Acute/newly diagnosed ITP: In a child with newly diagnosed ITP with no/mild bleeding, ASH continues to recommend observation over pharmacotherapy irrespective of the platelet count. However, in a child with moderate to severe bleeding and/or a diminished health related quality of life, a short course of corticosteroids (<7 days) is preferred over intravenous immunoglobulin (IVIG) or anti-D immunoglobulin (anti-D Ig) therapy [2]. A short prednisolone course (2-4 mg/kg/day; maximum 120 mg/day) of 5-7 days is preferable to dexamethasone (0.6 mg/kg/day; maximum 40 mg/day) for 4 days. The European joint working group (JWG) has also endorsed a shorter course of steroids less than 2 weeks, without specifying the preferred type of steroid [6]. ASH 2019 states that as per limited available data IVIG and anti-D Ig have similar benefits, and both are associated with rare but potential black box warnings. Thus, either of them may be used. In practice, the choice between the three available treatments is usually guided by cost, availability and adverse effects [7].

Persistent ITP: If treatment with steroids, IVIG or anti-D Ig has been successful, these options may be used to prevent bleeding as needed, especially in the first 12 months of diagnosis when the possibility of spontaneous remission is high [1].

Chronic ITP: In children with "newly diagnosed" ITP or persistent ITP with non-response to first line pharmacotherapy or those with chronic ITP, second line pharmacotherapy is suggested wherein thrombopoietin receptor agonists (TPO-RAs) (romiplostim, eltrombopag etc.) are preferred over rituximab. This is premised on acceptable response to TPO-RA with low side effects and avoidance of immunosuppression. Similar views were given by the European JWG [6]. Other treatment options include high dose dexamethasone (0.6 mg/kg/d for 4 days every 4 weeks for 6 cycles) [1]. Use of alternate immunosuppressive agents (dapsone, azathioprine, danazol, mycophenolate mofetil, cyclosporine, cyclophosphamide, anti-CD52 monoclonal antibody, vinca alkaloids) and combination of different agents has been tried but data are sparse and hence ASH 2019 categorically mentions that recommendations were not feasible. Splenectomy should be deferred, if possible, to beyond 12 months from disease onset. It may be the last resort in situations where ITP is unresponsive to all other therapy, the child shows intolerance to other drugs and quality of life is impaired.

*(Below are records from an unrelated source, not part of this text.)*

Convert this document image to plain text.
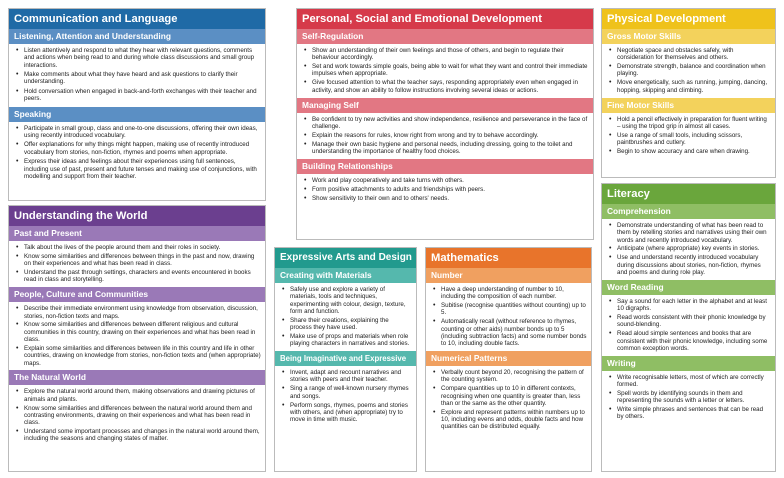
Communication and Language
Listening, Attention and Understanding
• Listen attentively and respond to what they hear with relevant questions, comments and actions when being read to and during whole class discussions and small group interactions.
• Make comments about what they have heard and ask questions to clarify their understanding.
• Hold conversation when engaged in back-and-forth exchanges with their teacher and peers.
Speaking
• Participate in small group, class and one-to-one discussions, offering their own ideas, using recently introduced vocabulary.
• Offer explanations for why things might happen, making use of recently introduced vocabulary from stories, non-fiction, rhymes and poems when appropriate.
• Express their ideas and feelings about their experiences using full sentences, including use of past, present and future tenses and making use of conjunctions, with modelling and support from their teacher.
Understanding the World
Past and Present
• Talk about the lives of the people around them and their roles in society.
• Know some similarities and differences between things in the past and now, drawing on their experiences and what has been read in class.
• Understand the past through settings, characters and events encountered in books read in class and storytelling.
People, Culture and Communities
• Describe their immediate environment using knowledge from observation, discussion, stories, non-fiction texts and maps.
• Know some similarities and differences between different religious and cultural communities in this country, drawing on their experiences and what has been read in class.
• Explain some similarities and differences between life in this country and life in other countries, drawing on knowledge from stories, non-fiction texts and (when appropriate) maps.
The Natural World
• Explore the natural world around them, making observations and drawing pictures of animals and plants.
• Know some similarities and differences between the natural world around them and contrasting environments, drawing on their experiences and what has been read in class.
• Understand some important processes and changes in the natural world around them, including the seasons and changing states of matter.
Personal, Social and Emotional Development
Self-Regulation
• Show an understanding of their own feelings and those of others, and begin to regulate their behaviour accordingly.
• Set and work towards simple goals, being able to wait for what they want and control their immediate impulses when appropriate.
• Give focused attention to what the teacher says, responding appropriately even when engaged in activity, and show an ability to follow instructions involving several ideas or actions.
Managing Self
• Be confident to try new activities and show independence, resilience and perseverance in the face of challenge.
• Explain the reasons for rules, know right from wrong and try to behave accordingly.
• Manage their own basic hygiene and personal needs, including dressing, going to the toilet and understanding the importance of healthy food choices.
Building Relationships
• Work and play cooperatively and take turns with others.
• Form positive attachments to adults and friendships with peers.
• Show sensitivity to their own and to others' needs.
Expressive Arts and Design
Creating with Materials
• Safely use and explore a variety of materials, tools and techniques, experimenting with colour, design, texture, form and function.
• Share their creations, explaining the process they have used.
• Make use of props and materials when role playing characters in narratives and stories.
Being Imaginative and Expressive
• Invent, adapt and recount narratives and stories with peers and their teacher.
• Sing a range of well-known nursery rhymes and songs.
• Perform songs, rhymes, poems and stories with others, and (when appropriate) try to move in time with music.
Mathematics
Number
• Have a deep understanding of number to 10, including the composition of each number.
• Subitise (recognise quantities without counting) up to 5.
• Automatically recall (without reference to rhymes, counting or other aids) number bonds up to 5 (including subtraction facts) and some number bonds to 10, including double facts.
Numerical Patterns
• Verbally count beyond 20, recognising the pattern of the counting system.
• Compare quantities up to 10 in different contexts, recognising when one quantity is greater than, less than or the same as the other quantity.
• Explore and represent patterns within numbers up to 10, including evens and odds, double facts and how quantities can be distributed equally.
Physical Development
Gross Motor Skills
• Negotiate space and obstacles safely, with consideration for themselves and others.
• Demonstrate strength, balance and coordination when playing.
• Move energetically, such as running, jumping, dancing, hopping, skipping and climbing.
Fine Motor Skills
• Hold a pencil effectively in preparation for fluent writing – using the tripod grip in almost all cases.
• Use a range of small tools, including scissors, paintbrushes and cutlery.
• Begin to show accuracy and care when drawing.
Literacy
Comprehension
• Demonstrate understanding of what has been read to them by retelling stories and narratives using their own words and recently introduced vocabulary.
• Anticipate (where appropriate) key events in stories.
• Use and understand recently introduced vocabulary during discussions about stories, non-fiction, rhymes and poems and during role play.
Word Reading
• Say a sound for each letter in the alphabet and at least 10 digraphs.
• Read words consistent with their phonic knowledge by sound-blending.
• Read aloud simple sentences and books that are consistent with their phonic knowledge, including some common exception words.
Writing
• Write recognisable letters, most of which are correctly formed.
• Spell words by identifying sounds in them and representing the sounds with a letter or letters.
• Write simple phrases and sentences that can be read by others.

These recommendations are in concurrence with those of the European JWG [6].

In the Indian scenario, the cost and availability of TPO-RAs is prohibitive which makes them unsuitable as a frontline therapy [7]. Rituximab is promising with a median response duration of 12.8 months, relative ease of availability and tolerable side effects [8]. In cases where there is non-response to rituximab or availability is an issue, high dose dexamethasone and dapsone have been used as alternatives. Although high dose steroids have a good efficacy, their long-term use is associated with significant adverse effects. Dapsone is an easily available low-cost drug with response rates of around 50%; hemolysis and methemoglobinemia being important side effects and to be avoided in G6PD deficient individuals [9].

Secondary ITP: Treatment is directed towards the underlying cause [1]. Withdrawal of the causative drug results in remission of drug-induced ITP. ASH 2019 reiterates that children with ITP should receive first MMR vaccine per routine schedule (grade1B). Those who have already received MMR previously can get a vaccine titre done to assess need for booster dose [1]. A summary of available treatment options is given in Table II.

Table II Treatment of Immune Thrombocytopenic Purpura

Assessment of response to treatment: The International working group provides specific recommendations for assessing the response to ITP treatments [10]. Although not based on evidence, these thresholds provide a useful standardization that will allow better comparison of responses between studies and the ASH 2019 endorses the same.